Rail container transportation in the Eurasian space in 2024

28.02.2025

The continuing upward trend in the volume of transit freight transported along the China-Europe-China route reflects the recovery of traffic and the return of shippers to continental routes.

Early 2024 marked a sharp, more than two-fold, increase in maritime transport rates due to instability in the Red Sea and the Suez Canal. From December 2023 to January 2024, the shipping rates grew by 109.6%. In December 2023, Yemen’s Houthis said they would attack all ships in the Red Sea. The route through the Red Sea leads to the Suez Canal, which is the shortest waterway between Europe and China. As a result, in order to avoid risks, transport companies were forced into changing routes in favour of safer, but less lucrative and economical routes. The alternative route went around Africa’s Cape of Good Hope. This route increases the transit time by 14−15 days compared to 28 days it takes to cross the Red Sea, which makes the former less attractive for shippers, including due to higher transport costs.

While ocean freight rates remained volatile during the year, rail freight rates were stable. A comparison of ERAI’s January ($3,085 per FEU) and December ($3,215 per FEU) 2024 rates shows a 4.2% increase. Moderate price increases with zero volatility provide shippers with comfortable long-term planning, which is a competitive advantage of the Eurasian rail route.

Increase in freight traffic and return of transit cargoes

In 2024, a total of 745,900 TEUs travelled along the Eurasian rail route, up 10.6% from 674,000 TEUs in 2023. At the same time, the volume of China-EU-China transit transport increased by 80.3%, from 211,100 to 380,600 TEUs. Thanks to stable rates and good operation of the route, container transport volumes reached a record-high.

Notably, the increase in rail transport volumes became possible precisely due to China-EU transit traffic. The recent trend of increased freight handled by EAEU-China transport route was replaced by a reduction in the amount of 21.1% to 365,300 TEUs.

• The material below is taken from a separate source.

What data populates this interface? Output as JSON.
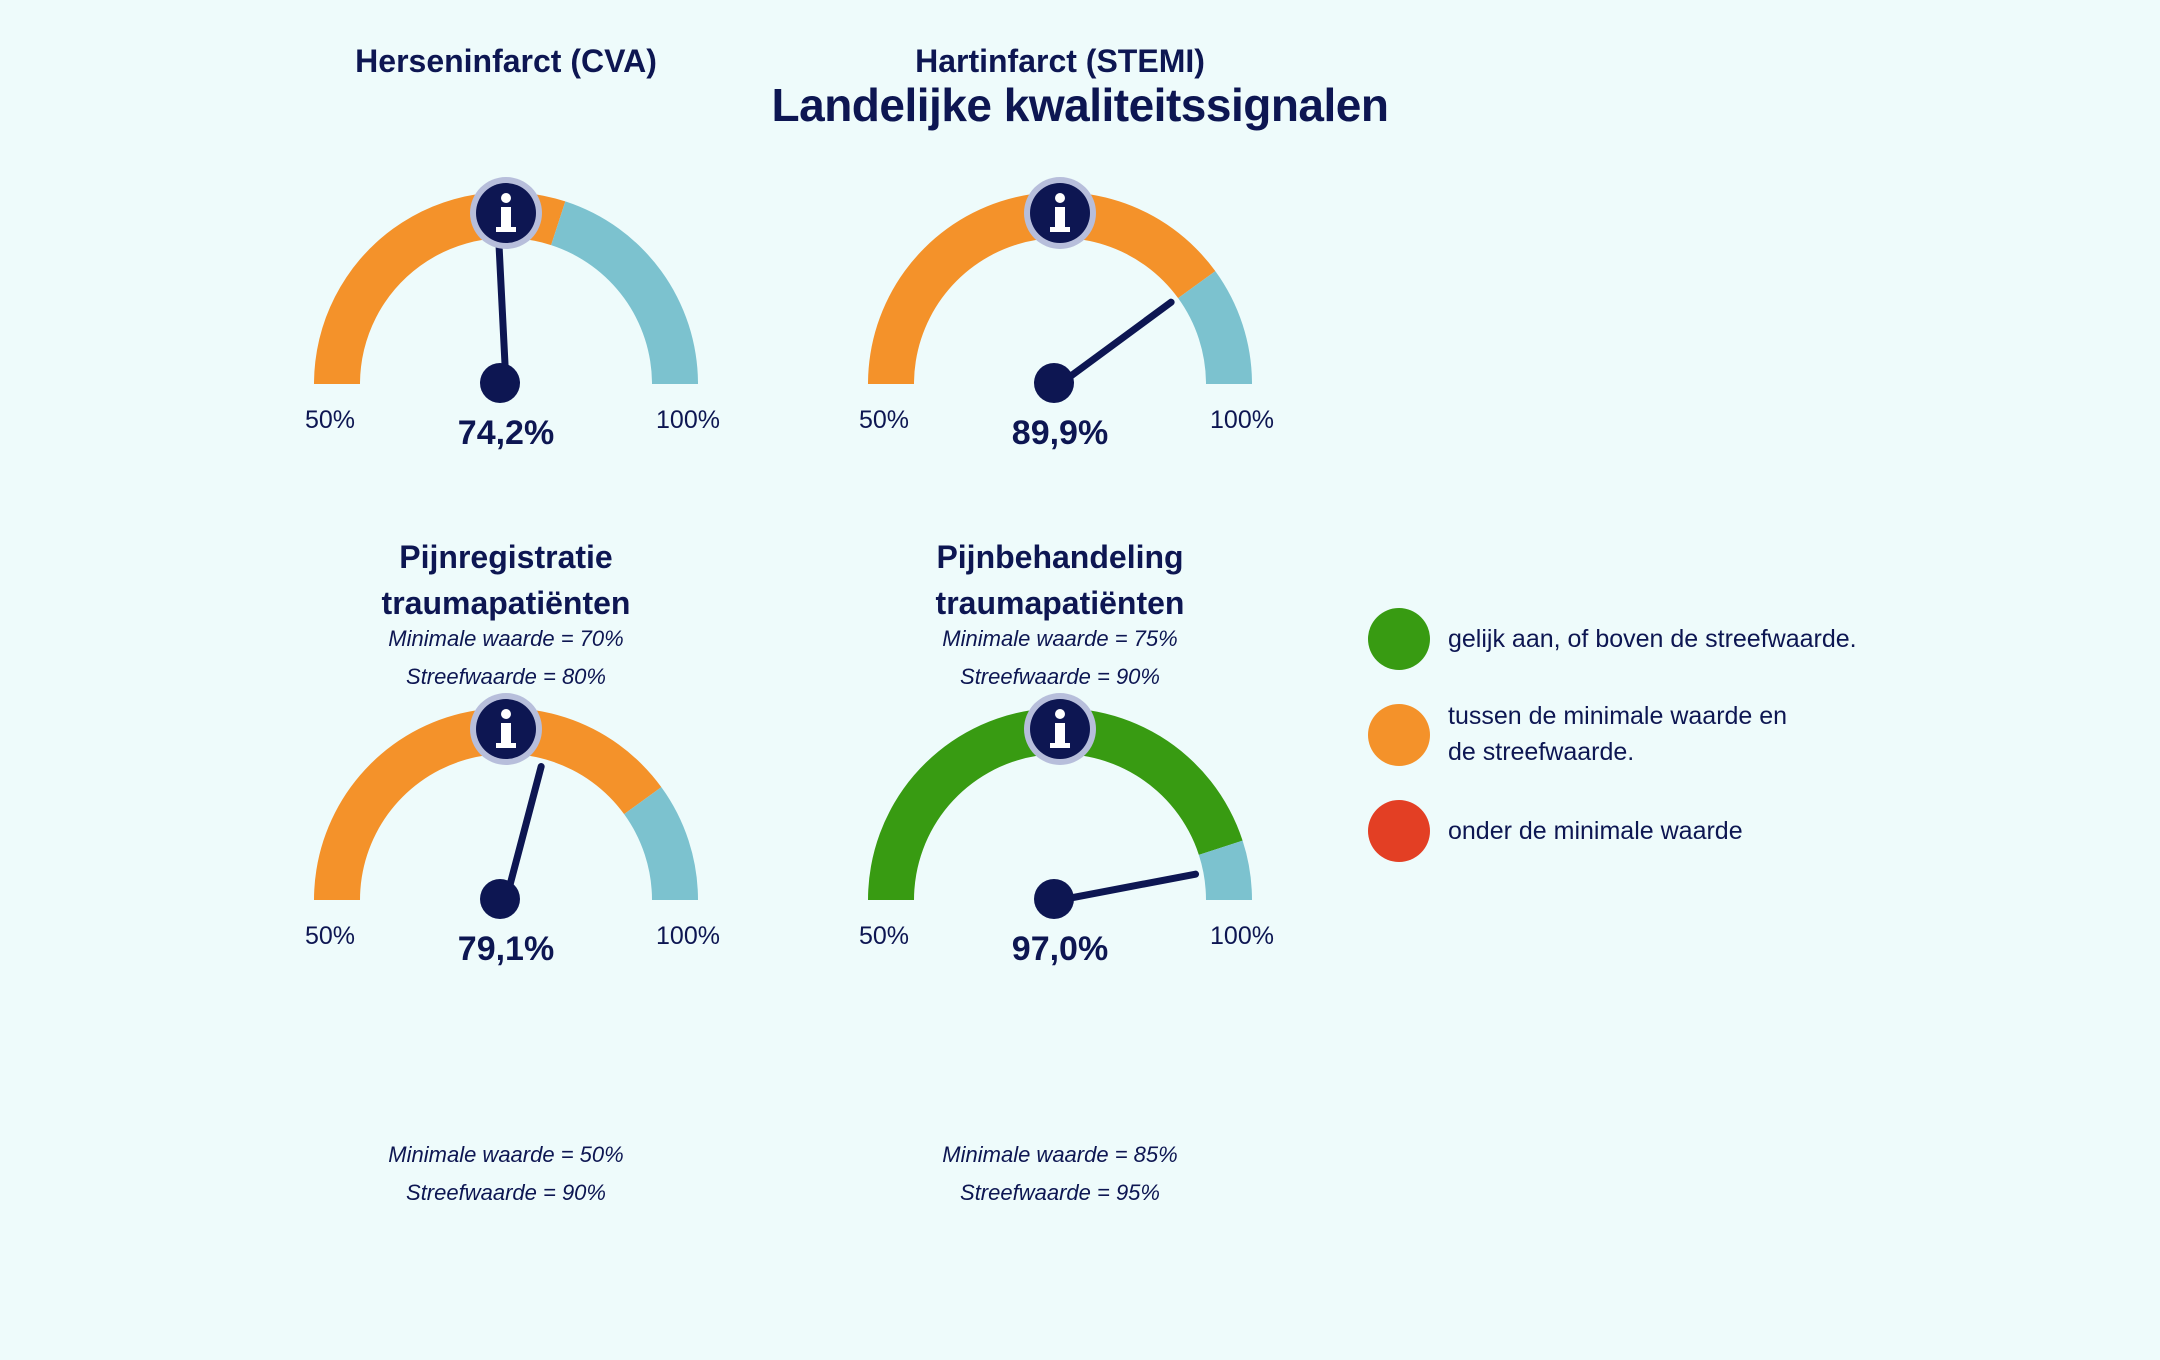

Cargo base and maintaining the trend for maximising utilisation

In recent years, the number of empty containers on the Eurasian China-Europe-China route tended to decrease. In 2024, the share of empty containers amounted to 4%, which is the best result (on a par with 2022) over the past eight years. Compared to the 2018, the difference is 24 p.p.

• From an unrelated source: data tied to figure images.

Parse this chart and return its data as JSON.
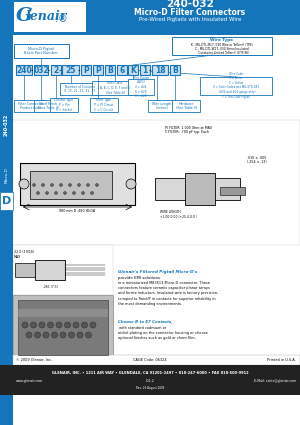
{
  "title_main": "240-032",
  "title_sub": "Micro-D Filter Connectors",
  "title_sub2": "Pre-Wired Pigtails with Insulated Wire",
  "header_bg": "#1475BB",
  "header_text_color": "#FFFFFF",
  "sidebar_bg": "#1475BB",
  "part_number_boxes": [
    "240",
    "032",
    "2",
    "25",
    "P",
    "P",
    "B",
    "6",
    "K",
    "1",
    "18",
    "B"
  ],
  "medium_blue": "#1475BB",
  "light_blue": "#C8DDEF",
  "bg_color": "#FFFFFF",
  "dark_text": "#111111",
  "footer_company": "© 2009 Glenair, Inc.",
  "footer_cage": "CAGE Code: 06324",
  "footer_printed": "Printed in U.S.A.",
  "footer_address": "GLENAIR, INC. • 1211 AIR WAY • GLENDALE, CA 91201-2497 • 818-247-6000 • FAX 818-500-9912",
  "footer_web": "www.glenair.com",
  "footer_doc": "D-1.2",
  "footer_email": "E-Mail: sales@glenair.com",
  "footer_rev": "Rev. 26 August 2009",
  "section_d": "D"
}
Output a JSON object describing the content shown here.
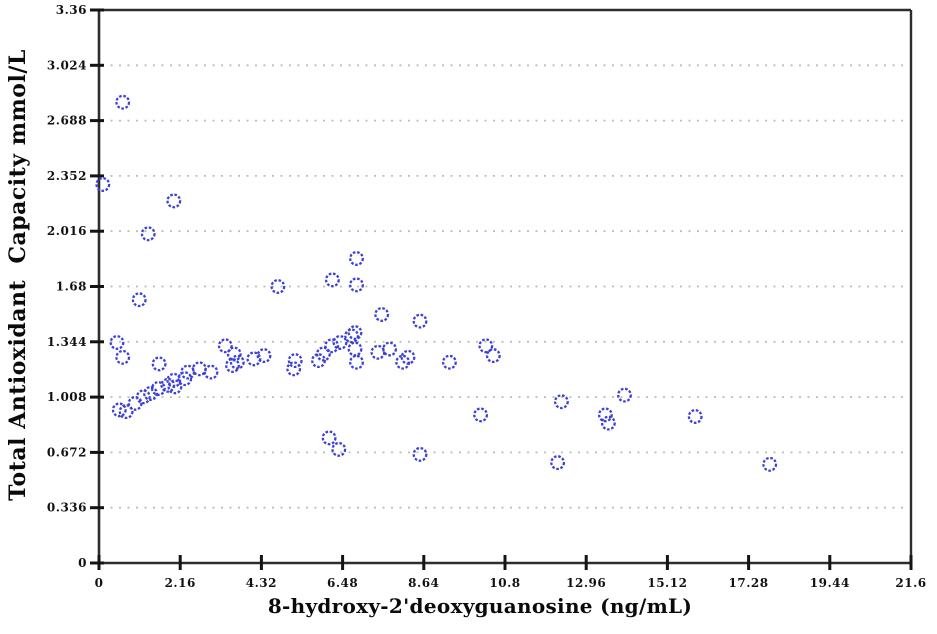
{
  "chart_data": {
    "type": "scatter",
    "title": "",
    "xlabel": "8-hydroxy-2'deoxyguanosine (ng/mL)",
    "ylabel": "Total Antioxidant  Capacity mmol/L",
    "xlim": [
      0,
      21.6
    ],
    "ylim": [
      0,
      3.36
    ],
    "x_tick_labels": [
      "0",
      "2.16",
      "4.32",
      "6.48",
      "8.64",
      "10.8",
      "12.96",
      "15.12",
      "17.28",
      "19.44",
      "21.6"
    ],
    "x_tick_values": [
      0,
      2.16,
      4.32,
      6.48,
      8.64,
      10.8,
      12.96,
      15.12,
      17.28,
      19.44,
      21.6
    ],
    "y_tick_labels": [
      "0",
      "0.336",
      "0.672",
      "1.008",
      "1.344",
      "1.68",
      "2.016",
      "2.352",
      "2.688",
      "3.024",
      "3.36"
    ],
    "y_tick_values": [
      0,
      0.336,
      0.672,
      1.008,
      1.344,
      1.68,
      2.016,
      2.352,
      2.688,
      3.024,
      3.36
    ],
    "grid": "horizontal-dotted",
    "legend": "none",
    "marker": {
      "shape": "open-circle",
      "style": "dashed-stroke",
      "color": "#3e41d5"
    },
    "colors": {
      "axis": "#2e2e2e",
      "grid_dots": "#b6c0b8",
      "tick_text": "#111111",
      "background": "#ffffff"
    },
    "series": [
      {
        "name": "samples",
        "points": [
          [
            0.1,
            2.3
          ],
          [
            0.63,
            2.8
          ],
          [
            1.07,
            1.6
          ],
          [
            1.31,
            2.0
          ],
          [
            1.99,
            2.2
          ],
          [
            0.48,
            1.34
          ],
          [
            0.63,
            1.25
          ],
          [
            0.54,
            0.93
          ],
          [
            0.72,
            0.92
          ],
          [
            0.96,
            0.97
          ],
          [
            1.18,
            1.01
          ],
          [
            1.37,
            1.03
          ],
          [
            1.58,
            1.06
          ],
          [
            1.6,
            1.21
          ],
          [
            1.83,
            1.08
          ],
          [
            1.99,
            1.11
          ],
          [
            2.02,
            1.07
          ],
          [
            2.28,
            1.12
          ],
          [
            2.36,
            1.16
          ],
          [
            2.67,
            1.18
          ],
          [
            2.98,
            1.16
          ],
          [
            3.36,
            1.32
          ],
          [
            3.55,
            1.2
          ],
          [
            3.6,
            1.27
          ],
          [
            3.68,
            1.22
          ],
          [
            4.12,
            1.24
          ],
          [
            4.39,
            1.26
          ],
          [
            4.76,
            1.68
          ],
          [
            6.21,
            1.72
          ],
          [
            6.85,
            1.85
          ],
          [
            6.85,
            1.69
          ],
          [
            5.18,
            1.18
          ],
          [
            5.22,
            1.23
          ],
          [
            5.84,
            1.23
          ],
          [
            5.97,
            1.27
          ],
          [
            6.19,
            1.32
          ],
          [
            6.41,
            1.34
          ],
          [
            6.72,
            1.38
          ],
          [
            6.81,
            1.4
          ],
          [
            6.81,
            1.3
          ],
          [
            6.85,
            1.22
          ],
          [
            7.42,
            1.28
          ],
          [
            7.52,
            1.51
          ],
          [
            7.73,
            1.3
          ],
          [
            8.08,
            1.22
          ],
          [
            8.22,
            1.25
          ],
          [
            8.54,
            1.47
          ],
          [
            9.32,
            1.22
          ],
          [
            10.15,
            0.9
          ],
          [
            10.29,
            1.32
          ],
          [
            10.49,
            1.26
          ],
          [
            6.12,
            0.76
          ],
          [
            6.38,
            0.69
          ],
          [
            8.54,
            0.66
          ],
          [
            12.2,
            0.61
          ],
          [
            12.3,
            0.98
          ],
          [
            13.47,
            0.9
          ],
          [
            13.55,
            0.85
          ],
          [
            13.98,
            1.02
          ],
          [
            15.86,
            0.89
          ],
          [
            17.84,
            0.6
          ]
        ]
      }
    ]
  }
}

According to the ERAI website, in 2024, 86 types of goods from a corresponding number of categories at the level of two Customs Commodity Code (FEACN) digits were transported along the China-Europe-China Eurasian rail route. In 2023, this number stood at 88 categories, and in 2022 − 92 categories. With regard to four-digit FEACN level goods, 837 categories of goods were transported in 2024, 807 in 2023, and 899 in 2022. Certain contraction in the diversity of transported categories is indicative of a cargo base consolidation around traditional shippers and destinations.

The value of freight carried along the Eurasian China-Europe-China rail route amounted to $29.4 billion in 2024. This represents an 84.9% increase from last year’s $15.9 billion. The share of total amount of goods from annual trade between Europe and China in 2024 reached 3.7%; the figure for 2023 was 2.1%.